Quantitative studies of dorsal root ganglia and neuropathologic observations on spinal cords in familial dysautonomia

J Pearson, B A Pytel, N Grover-Johnson, F Axelrod, J Dancis
Journal of the Neurological Sciences 1978, 35 (1): 77-92
Intrauterine development and postnatal maintenance of dorsal root ganglion neurons are abnormal in familial dysautonomia, an autosomal recessive disorder associated with autonomic, motor and sensory deficits. Normally, dorsal root ganglion weight increases with age. This does not occur in the cervical plexus ganglia of dysautonomic patients.
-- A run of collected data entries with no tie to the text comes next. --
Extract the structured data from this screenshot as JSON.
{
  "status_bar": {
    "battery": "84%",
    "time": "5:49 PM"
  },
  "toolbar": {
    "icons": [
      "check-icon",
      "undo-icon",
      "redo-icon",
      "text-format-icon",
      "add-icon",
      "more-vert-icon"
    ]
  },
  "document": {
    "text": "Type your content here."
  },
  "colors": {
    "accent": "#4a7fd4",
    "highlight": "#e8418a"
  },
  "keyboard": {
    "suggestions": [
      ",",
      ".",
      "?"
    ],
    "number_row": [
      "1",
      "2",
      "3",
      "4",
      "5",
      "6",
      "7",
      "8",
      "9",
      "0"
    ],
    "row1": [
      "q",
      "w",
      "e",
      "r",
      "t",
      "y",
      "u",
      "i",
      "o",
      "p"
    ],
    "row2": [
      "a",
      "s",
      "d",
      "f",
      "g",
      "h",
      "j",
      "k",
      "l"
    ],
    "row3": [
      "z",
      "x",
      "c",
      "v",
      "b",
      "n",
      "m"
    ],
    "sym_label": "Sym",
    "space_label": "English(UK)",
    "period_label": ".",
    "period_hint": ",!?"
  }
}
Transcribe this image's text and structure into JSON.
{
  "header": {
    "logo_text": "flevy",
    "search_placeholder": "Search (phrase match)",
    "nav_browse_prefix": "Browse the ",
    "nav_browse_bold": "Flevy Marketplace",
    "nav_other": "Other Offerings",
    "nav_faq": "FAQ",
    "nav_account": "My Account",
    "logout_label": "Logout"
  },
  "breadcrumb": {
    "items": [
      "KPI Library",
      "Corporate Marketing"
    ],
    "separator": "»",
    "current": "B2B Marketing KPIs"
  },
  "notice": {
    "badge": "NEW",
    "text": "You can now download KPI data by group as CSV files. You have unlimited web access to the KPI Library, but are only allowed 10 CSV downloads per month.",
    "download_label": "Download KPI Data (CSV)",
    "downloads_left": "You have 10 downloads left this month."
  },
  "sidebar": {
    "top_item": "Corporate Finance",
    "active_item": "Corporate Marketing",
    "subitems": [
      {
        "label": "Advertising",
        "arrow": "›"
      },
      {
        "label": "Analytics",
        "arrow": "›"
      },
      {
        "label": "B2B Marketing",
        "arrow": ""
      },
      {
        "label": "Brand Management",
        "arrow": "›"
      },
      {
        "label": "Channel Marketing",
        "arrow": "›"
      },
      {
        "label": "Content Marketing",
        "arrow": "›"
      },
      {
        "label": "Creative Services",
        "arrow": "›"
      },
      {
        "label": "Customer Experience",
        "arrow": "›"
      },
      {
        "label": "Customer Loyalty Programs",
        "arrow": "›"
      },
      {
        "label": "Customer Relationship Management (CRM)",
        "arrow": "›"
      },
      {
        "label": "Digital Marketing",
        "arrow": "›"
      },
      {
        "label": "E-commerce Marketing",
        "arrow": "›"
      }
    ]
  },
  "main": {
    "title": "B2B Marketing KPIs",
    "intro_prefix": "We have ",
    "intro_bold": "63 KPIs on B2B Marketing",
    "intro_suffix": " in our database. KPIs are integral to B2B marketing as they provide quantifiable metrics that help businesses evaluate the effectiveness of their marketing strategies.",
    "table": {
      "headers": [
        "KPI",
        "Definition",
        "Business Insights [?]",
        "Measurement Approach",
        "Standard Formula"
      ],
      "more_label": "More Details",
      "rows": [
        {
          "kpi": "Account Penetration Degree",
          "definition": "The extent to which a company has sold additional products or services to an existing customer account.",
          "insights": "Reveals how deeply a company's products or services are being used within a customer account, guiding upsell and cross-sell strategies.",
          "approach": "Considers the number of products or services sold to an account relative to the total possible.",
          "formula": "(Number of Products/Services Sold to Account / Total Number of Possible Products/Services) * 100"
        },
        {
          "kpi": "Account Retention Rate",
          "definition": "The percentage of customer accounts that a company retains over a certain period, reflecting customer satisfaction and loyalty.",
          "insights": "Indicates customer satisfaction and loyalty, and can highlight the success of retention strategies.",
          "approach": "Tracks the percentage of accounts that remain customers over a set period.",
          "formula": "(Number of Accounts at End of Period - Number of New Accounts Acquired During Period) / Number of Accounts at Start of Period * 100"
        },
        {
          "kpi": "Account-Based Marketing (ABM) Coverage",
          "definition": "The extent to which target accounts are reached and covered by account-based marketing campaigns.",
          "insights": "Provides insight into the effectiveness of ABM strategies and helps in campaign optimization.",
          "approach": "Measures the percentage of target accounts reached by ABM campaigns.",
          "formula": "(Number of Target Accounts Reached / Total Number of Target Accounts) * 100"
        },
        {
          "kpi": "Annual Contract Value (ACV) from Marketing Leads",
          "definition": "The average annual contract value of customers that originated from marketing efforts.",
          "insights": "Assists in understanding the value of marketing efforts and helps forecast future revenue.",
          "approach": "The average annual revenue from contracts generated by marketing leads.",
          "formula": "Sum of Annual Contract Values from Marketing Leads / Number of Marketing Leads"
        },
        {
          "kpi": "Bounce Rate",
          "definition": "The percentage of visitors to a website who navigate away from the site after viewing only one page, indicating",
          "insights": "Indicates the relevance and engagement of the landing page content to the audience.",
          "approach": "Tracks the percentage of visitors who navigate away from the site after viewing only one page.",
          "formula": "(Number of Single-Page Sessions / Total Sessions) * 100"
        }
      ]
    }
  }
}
Neurons in dorsal root ganglia are found to be markedly diminished in the youngest patients and slow degeneration causes further depletion with age. Quantitative studies on C8 dorsal root ganglia show the normal neuron content to be between 42,500 and 53,600. In 3 patients with familial dysautonomia the range was 4,090-8,590 with the smallest number being in the oldest patient. Lateral root entry zones and Lissauer's tracts are severely depleted of axons. In older patients loss of dorsal column myelinated axons becomes evident and is first seen in lumbar fasciculus gracilis, cervical fasciculus cuneatus and interfascicular fasciculus. Temperature sensation is markedly impaired from infancy in familial dysautonomia. Loss of pain sensation is prominent and worsens with age. Vibration sense diminishes in adolescence and coordination of limb movements becomes poor in older patients. Neuron depletion in dorsal root ganglia and the progressive pattern of cord changes correlate well with these clinical observations.